Não se questiona, realce-se, que, tal como os contribuintes, a AT tenha o direito de contestar as decisões dos tribunais que lhe sejam desfavoráveis. Reflete-se, antes, sobre a possibilidade de, assumindo-se como parte privada que não é (porque em causa está o interesse público de cobrar impostos apenas quando os mesmos se mostrem devidos), a AT se mova processualmente por critérios que façam prevalecer interesses patrimoniais sobre a lei.
A atualidade tem contado, aliás, com um conjunto de episódios em que se pode afirmar que a conduta da AT terá excedido o limite da legalidade. Em resultado, têm sido realizadas, em alguns casos, alterações legislativas - o que se verificou, designadamente, na sequência das penhoras realizadas no âmbito de operações stop, em maio de 2019 - e, noutros, produzidos relatórios em que esta característica é destacada como um dos fatores que contribuem para a asfixia da justiça tributária. Por exemplo, o Relatório do Observatório Permanente de Justiça, de fevereiro de 2017, contém depoimentos segundo os quais "a administração tributária continua a vislumbrar no contribuinte um potencial infrator. (…) Há muitos problemas que podiam ser resolvidos em sede graciosa, retirando-os dos tribunais. E esta cultura não (…) é um problema estrutural" ou, ainda, "A Fazenda Pública (…), mesmo em casos em que há jurisprudência reconhecida, continua a litigar".

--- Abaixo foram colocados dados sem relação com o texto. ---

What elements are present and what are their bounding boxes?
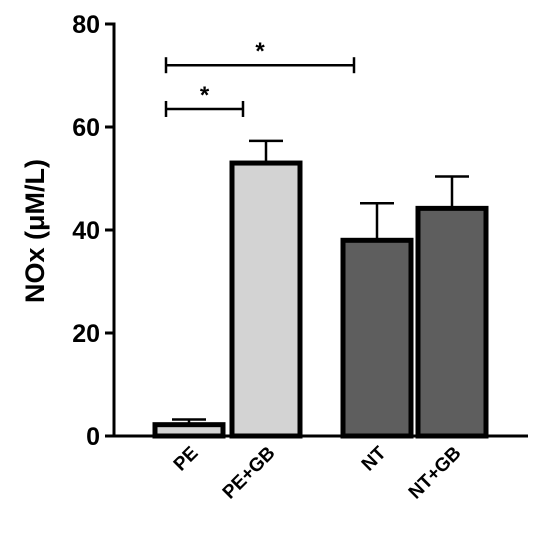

O dever de a AT fazer refletir as decisões judiciais dos tribunais superiores na sua atuação resulta da Lei Geral Tributária, havendo ainda outros diplomas, como o Decreto-Lei n.º 81/2018, que pretenderam reforçar este aspeto, embora, as mais das vezes, sem que fossem atingidos os resultados práticos visados. De acordo com aquele diploma, a AT deveria rever, até 31.12.2019, os atos tributários relativamente aos quais houvesse jurisprudência reiterada favorável aos contribuintes. Contudo, mesmo em casos em que este requisito se verificava de forma clara, a AT absteve-se de rever aqueles atos desfavoráveis, tendo mantido os processos em que os mesmos eram discutidos.
Há outras medidas essenciais para reduzir as pendências e os tempos de decisão dos processos fiscais, como aquelas introduzidas pela recente reforma do contencioso tributário, que poderão também servir o propósito de produzir jurisprudência mais uniforme e clara, que torne menos plausível a ausência da sua integração na atuação da AT. Hoje é já possível aos tribunais tributários de primeira instância, em certos casos, fazer intervir todos os juízes do tribunal no julgamento da causa ou solicitar ao STA uma pronúncia vinculativa sobre a questão que se coloca. São ferramentas cuja inclusão na lei é de louvar. Continua, contudo, a impor-se que a AT reveja a cultura de desrespeito pela existência de sólida jurisprudência favorável aos contribuintes, dessa forma contribuindo para o descongestionamento dos tribunais tributários e para uma perceção da justiça fiscal mais favorável ao investimento em Portugal.